Afresa, a fast-acting insulin inhaler that its developer Mannkind hopes could significantly reduce post-meal glucose fluctuations, faces similar problems. The slightly inferior efficacy of this inhaled formulation compared with injectable insulin should not affect its approvability, especially in type 2 diabetes. However, there are concerns that inhaled insulin could increase the risk of lung cancer, owing to an increased incidence of the disease in clinical trials of the inhaled insulin product, Exubera: 6 out of 4,740 patients treated with Exubera compared with 1 out 4,292 patients treated with comparators. Afresa has reportedly not shown such a discrepancy in its registration programme, but has not yet been as extensively tested as Exubera. The FDA approved Exubera in 2006, but this was before it knew about the potential cancer risk, and so it is unclear how the FDA regards this concern. Even if eventually approved, establishing a market for inhaled insulin could be challenging, as Exubera was withdrawn from the market after 1 year owing to poor sales.

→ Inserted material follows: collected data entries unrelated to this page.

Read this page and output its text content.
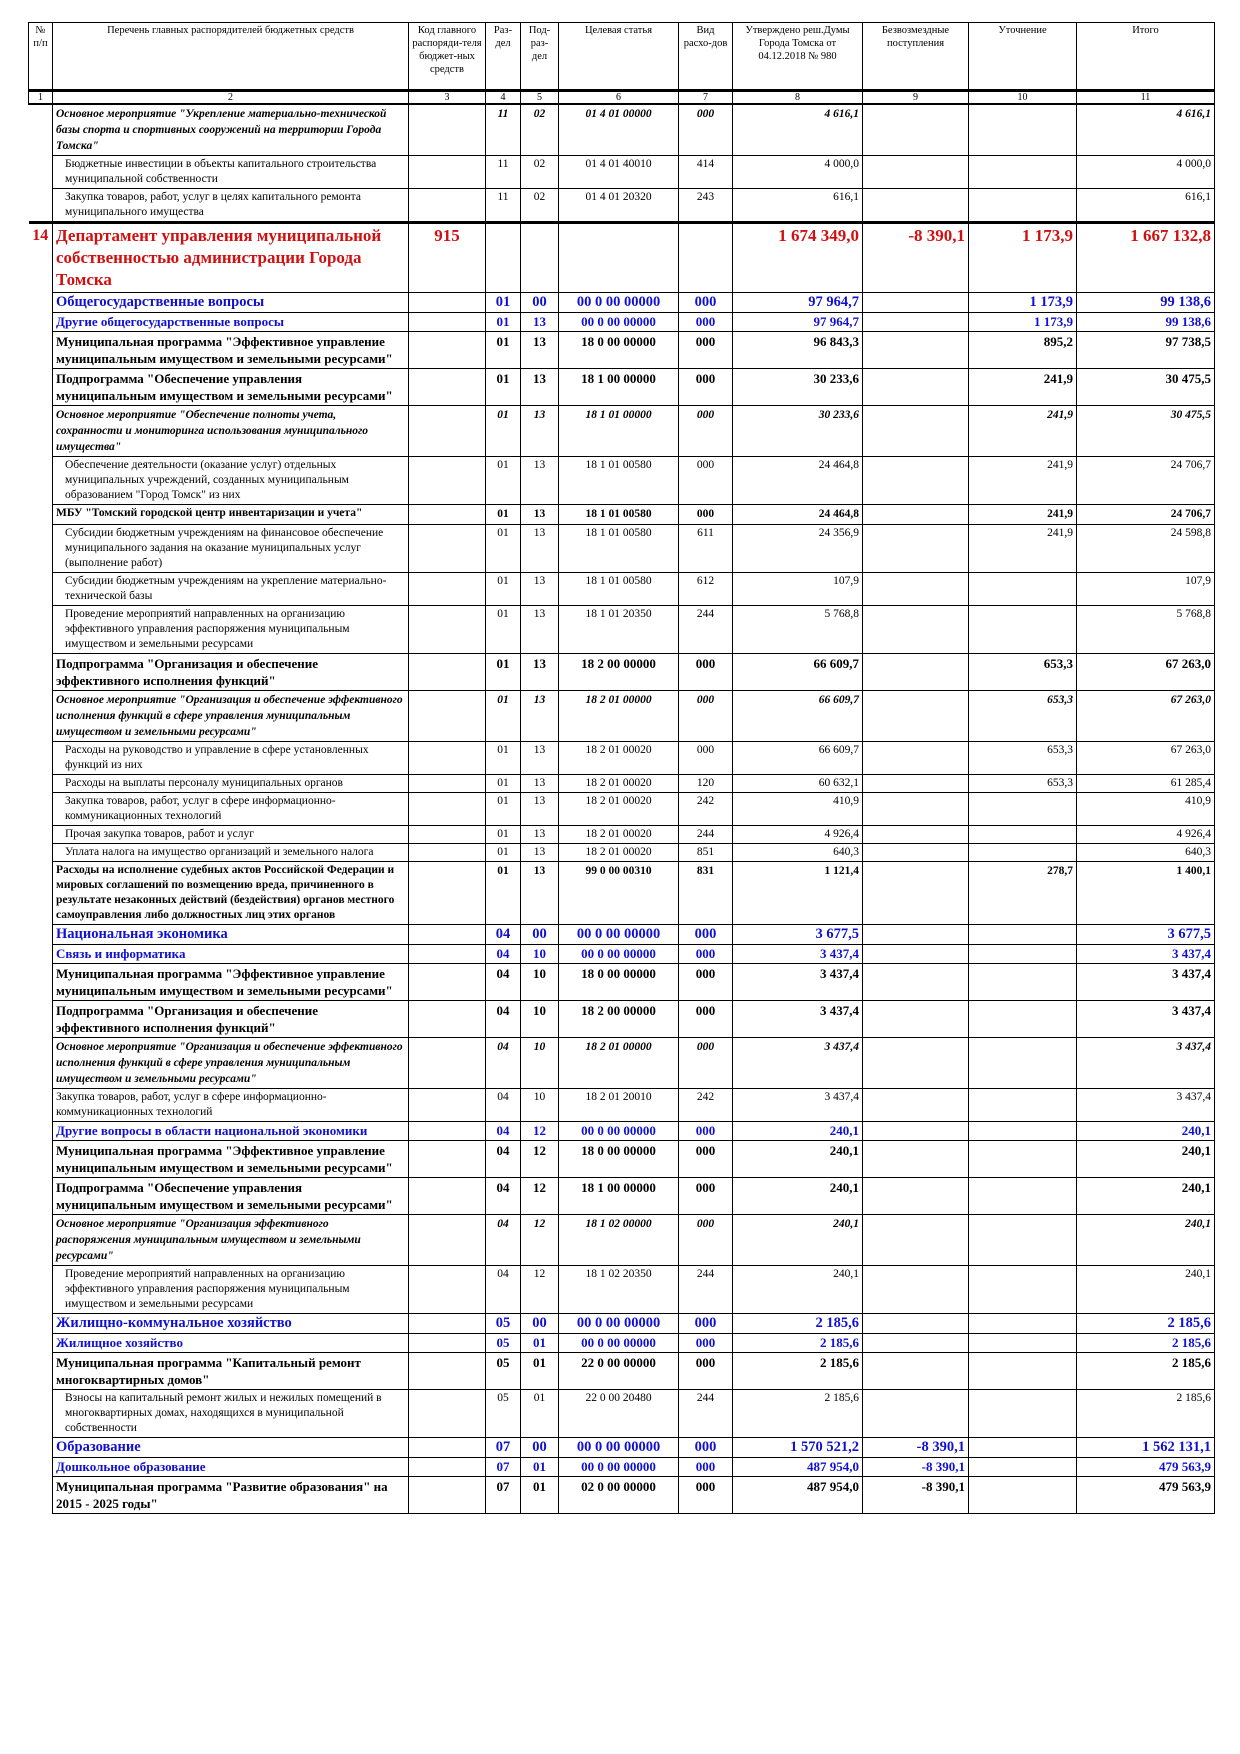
№ п/п	Перечень главных распорядителей бюджетных средств	Код главного распоряди-теля бюджет-ных средств	Раз-дел	Под-раз-дел	Целевая статья	Вид расхо-дов	Утверждено реш.Думы Города Томска от 04.12.2018 № 980	Безвозмездные поступления	Уточнение	Итого
1	2	3	4	5	6	7	8	9	10	11
	Основное мероприятие "Укрепление материально-технической базы спорта и спортивных сооружений на территории Города Томска"		11	02	01 4 01 00000	000	4 616,1			4 616,1
	Бюджетные инвестиции в объекты капитального строительства муниципальной собственности		11	02	01 4 01 40010	414	4 000,0			4 000,0
	Закупка товаров, работ, услуг в целях капитального ремонта муниципального имущества		11	02	01 4 01 20320	243	616,1			616,1
14	Департамент управления муниципальной собственностью администрации Города Томска	915					1 674 349,0	-8 390,1	1 173,9	1 667 132,8
	Общегосударственные вопросы		01	00	00 0 00 00000	000	97 964,7		1 173,9	99 138,6
	Другие общегосударственные вопросы		01	13	00 0 00 00000	000	97 964,7		1 173,9	99 138,6
	Муниципальная программа "Эффективное управление муниципальным имуществом и земельными ресурсами"		01	13	18 0 00 00000	000	96 843,3		895,2	97 738,5
	Подпрограмма "Обеспечение управления муниципальным имуществом и земельными ресурсами"		01	13	18 1 00 00000	000	30 233,6		241,9	30 475,5
	Основное мероприятие "Обеспечение полноты учета, сохранности и мониторинга использования муниципального имущества"		01	13	18 1 01 00000	000	30 233,6		241,9	30 475,5
	Обеспечение деятельности (оказание услуг) отдельных муниципальных учреждений, созданных муниципальным образованием "Город Томск" из них		01	13	18 1 01 00580	000	24 464,8		241,9	24 706,7
	МБУ "Томский городской центр инвентаризации и учета"		01	13	18 1 01 00580	000	24 464,8		241,9	24 706,7
	Субсидии бюджетным учреждениям на финансовое обеспечение муниципального задания на оказание муниципальных услуг (выполнение работ)		01	13	18 1 01 00580	611	24 356,9		241,9	24 598,8
	Субсидии бюджетным учреждениям на укрепление материально-технической базы		01	13	18 1 01 00580	612	107,9			107,9
	Проведение мероприятий направленных на организацию эффективного управления распоряжения муниципальным имуществом и земельными ресурсами		01	13	18 1 01 20350	244	5 768,8			5 768,8
	Подпрограмма "Организация и обеспечение эффективного исполнения функций"		01	13	18 2 00 00000	000	66 609,7		653,3	67 263,0
	Основное мероприятие "Организация и обеспечение эффективного исполнения функций в сфере управления муниципальным имуществом и земельными ресурсами"		01	13	18 2 01 00000	000	66 609,7		653,3	67 263,0
	Расходы на руководство и управление в сфере установленных функций из них		01	13	18 2 01 00020	000	66 609,7		653,3	67 263,0
	Расходы на выплаты персоналу муниципальных органов		01	13	18 2 01 00020	120	60 632,1		653,3	61 285,4
	Закупка товаров, работ, услуг в сфере информационно-коммуникационных технологий		01	13	18 2 01 00020	242	410,9			410,9
	Прочая закупка товаров, работ и услуг		01	13	18 2 01 00020	244	4 926,4			4 926,4
	Уплата налога на имущество организаций и земельного налога		01	13	18 2 01 00020	851	640,3			640,3
	Расходы на исполнение судебных актов Российской Федерации и мировых соглашений по возмещению вреда, причиненного в результате незаконных действий (бездействия) органов местного самоуправления либо должностных лиц этих органов		01	13	99 0 00 00310	831	1 121,4		278,7	1 400,1
	Национальная экономика		04	00	00 0 00 00000	000	3 677,5			3 677,5
	Связь и информатика		04	10	00 0 00 00000	000	3 437,4			3 437,4
	Муниципальная программа "Эффективное управление муниципальным имуществом и земельными ресурсами"		04	10	18 0 00 00000	000	3 437,4			3 437,4
	Подпрограмма "Организация и обеспечение эффективного исполнения функций"		04	10	18 2 00 00000	000	3 437,4			3 437,4
	Основное мероприятие "Организация и обеспечение эффективного исполнения функций в сфере управления муниципальным имуществом и земельными ресурсами"		04	10	18 2 01 00000	000	3 437,4			3 437,4
	Закупка товаров, работ, услуг в сфере информационно-коммуникационных технологий		04	10	18 2 01 20010	242	3 437,4			3 437,4
	Другие вопросы в области национальной экономики		04	12	00 0 00 00000	000	240,1			240,1
	Муниципальная программа "Эффективное управление муниципальным имуществом и земельными ресурсами"		04	12	18 0 00 00000	000	240,1			240,1
	Подпрограмма "Обеспечение управления муниципальным имуществом и земельными ресурсами"		04	12	18 1 00 00000	000	240,1			240,1
	Основное мероприятие "Организация эффективного распоряжения муниципальным имуществом и земельными ресурсами"		04	12	18 1 02 00000	000	240,1			240,1
	Проведение мероприятий направленных на организацию эффективного управления распоряжения муниципальным имуществом и земельными ресурсами		04	12	18 1 02 20350	244	240,1			240,1
	Жилищно-коммунальное хозяйство		05	00	00 0 00 00000	000	2 185,6			2 185,6
	Жилищное хозяйство		05	01	00 0 00 00000	000	2 185,6			2 185,6
	Муниципальная программа "Капитальный ремонт многоквартирных домов"		05	01	22 0 00 00000	000	2 185,6			2 185,6
	Взносы на капитальный ремонт жилых и нежилых помещений в многоквартирных домах, находящихся в муниципальной собственности		05	01	22 0 00 20480	244	2 185,6			2 185,6
	Образование		07	00	00 0 00 00000	000	1 570 521,2	-8 390,1		1 562 131,1
	Дошкольное образование		07	01	00 0 00 00000	000	487 954,0	-8 390,1		479 563,9
	Муниципальная программа "Развитие образования" на 2015 - 2025 годы"		07	01	02 0 00 00000	000	487 954,0	-8 390,1		479 563,9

Another drug that is scheduled for review is rifaximin (Xifaxan; Salix Pharmaceuticals), an oral rifamycin-based, gut-selective antibiotic that is minimally absorbed systemically. Originally approved by the FDA in 2004 to treat traveller's diarrhoea, the application for its use in treating hepatic encephalopathy will be analysed by an advisory panel in February, ahead of an FDA approval decision that is anticipated in March. Patients with hepatic encephalopathy, a neuropsychiatric syndrome, are typically treated with diet modifications, lactulose or antibiotics. Lactulose is the most widely used agent but can severely affect the quality of life of the patient. Antibiotics with limited systemic absorption, such as neomycin and metronidazole, can also be used, but some drug absorption can still occur and produce serious toxicities. With a relatively benign adverse-event profile compared with other treatments for hepatic encephalopathy, it seems likely that rifaximin will become a valuable addition to treatment options.